顾延卿松开她的肩膀,双手往后撑在床上,眼含笑意看她,“小时候,当兵前,家里偶尔赶集卖个鸡蛋、花生,都是我守着摊位的。”
见岑婧怡的注意力明显被转移了,他继续安慰道:“你从小被岑老师捧在手心里长大,没吃过什么苦,连饭都没做过。”
“今天能克服心理困难,摆摊做生意,已经很优秀了。”
岑婧怡勉强弯了弯唇,“你不用安慰我。”
“不是安慰。”顾延卿神情认真,“不是每个人都要热情开朗、胆子大。内向、害羞、慢热,这些都是正常的性格。”
岑婧怡就是典型的慢热。
和岑婧怡还不熟的人,往往会觉得她有距离感,不太好接触。
等熟悉了,就会现她的热情开朗,现她的善良友善。
顾延卿看岑婧怡的漆黑眼眸里,满满都是不加任何掩饰的欣赏:“你能勇敢突破自己,确实很优秀了。”

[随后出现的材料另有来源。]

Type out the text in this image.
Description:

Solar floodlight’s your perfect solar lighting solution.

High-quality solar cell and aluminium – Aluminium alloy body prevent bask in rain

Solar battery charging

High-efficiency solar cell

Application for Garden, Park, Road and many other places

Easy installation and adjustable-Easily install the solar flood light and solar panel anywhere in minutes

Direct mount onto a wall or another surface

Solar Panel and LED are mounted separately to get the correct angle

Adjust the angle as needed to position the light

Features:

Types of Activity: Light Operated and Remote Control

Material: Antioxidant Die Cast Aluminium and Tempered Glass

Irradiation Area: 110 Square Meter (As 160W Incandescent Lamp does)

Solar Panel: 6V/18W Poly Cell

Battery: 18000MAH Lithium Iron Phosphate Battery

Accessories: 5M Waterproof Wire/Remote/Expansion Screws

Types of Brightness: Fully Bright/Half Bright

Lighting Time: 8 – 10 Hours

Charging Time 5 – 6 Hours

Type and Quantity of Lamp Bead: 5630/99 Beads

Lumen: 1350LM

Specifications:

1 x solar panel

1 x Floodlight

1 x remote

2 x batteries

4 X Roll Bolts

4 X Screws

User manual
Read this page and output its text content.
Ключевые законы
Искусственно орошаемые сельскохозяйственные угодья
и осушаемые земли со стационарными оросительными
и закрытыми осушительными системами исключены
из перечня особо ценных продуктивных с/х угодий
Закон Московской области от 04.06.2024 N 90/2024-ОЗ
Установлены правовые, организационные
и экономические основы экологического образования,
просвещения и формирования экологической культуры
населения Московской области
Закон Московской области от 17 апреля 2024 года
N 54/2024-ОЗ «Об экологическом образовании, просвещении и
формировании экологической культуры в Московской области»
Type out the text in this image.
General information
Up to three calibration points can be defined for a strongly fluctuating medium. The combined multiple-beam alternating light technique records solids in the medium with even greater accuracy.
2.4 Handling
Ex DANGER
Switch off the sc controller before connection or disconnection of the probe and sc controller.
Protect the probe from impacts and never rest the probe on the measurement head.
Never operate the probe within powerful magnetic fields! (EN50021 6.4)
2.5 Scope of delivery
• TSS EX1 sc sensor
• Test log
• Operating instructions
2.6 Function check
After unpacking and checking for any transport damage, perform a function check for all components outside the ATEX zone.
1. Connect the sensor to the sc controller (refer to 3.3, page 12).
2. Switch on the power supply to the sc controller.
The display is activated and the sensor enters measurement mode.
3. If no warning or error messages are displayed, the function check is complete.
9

岑婧怡感觉自己的心情好像变好了点,嘴角都不自觉弯起了浅浅的弧度。
她说:“你比我爸还会安慰人。”
小时候,父亲岑侯明鲜少批评她。
就算她做错了,也是以鼓励讲道理为主。
顾延卿那句话说得没错,父亲真是把她捧在手心里长大的。
哪怕生活条件谈不上多么富裕,父亲也尽可能地给了她最好的环境。
可是那样好的父亲,六年前永远地离她而去了。
父亲死后,她再也没有了能庇护她的港湾,和奶奶日夜生活在被胡家人找上门的恐惧中。
想到父亲,想到父亲刚死那两年的日子,岑婧怡心头难免蒙上一层落寞。
顾延卿察觉,语气自然地挑起新的话题:“明天我没法再陪你去摆摊了,你一个人……”
“我一个人能行。”岑婧怡语气坚定。
顾延卿有些迟疑,“其实咱们可以雇个人。”
“不用,我真的能行。”
岑婧怡的外表看起来像易碎的娇花,但她的骨子里是坚韧的。
否则她也无法在丧父、被退学的打击中撑起只剩下她和奶奶的家。
更无法度过生下茵茵后的那两年。
顾延卿还是不太放心,更准确来说,是不忍心。
岑婧怡吃过那么多苦了,他不想再让岑婧怡吃苦受累。
说实话,他情愿让岑婧怡天天待在家属院里,风吹不着、日晒不到。
可他同时又知道,岑婧怡绝不是生活在笼子里的金丝雀。
她向往自由,也有自己的追求。
他爱护她,更尊重她。
“那先试试吧。”他说,“如果一个人忙不过来,咱们就再想想其他的办法。”
第二天,吃过早饭,顾延卿带着茵茵陪岑婧怡去仓库装货。
将货运到昨天下午的位置,岑婧怡就催着顾延卿带茵茵回去。
茵茵双手抓着三轮车的横杆,“我不回去!爸爸你自己回去吧,我要留下来,陪妈妈做生意!”
岑婧怡哭笑不得,“茵茵,今天只有妈妈一个人,妈妈没空看你。”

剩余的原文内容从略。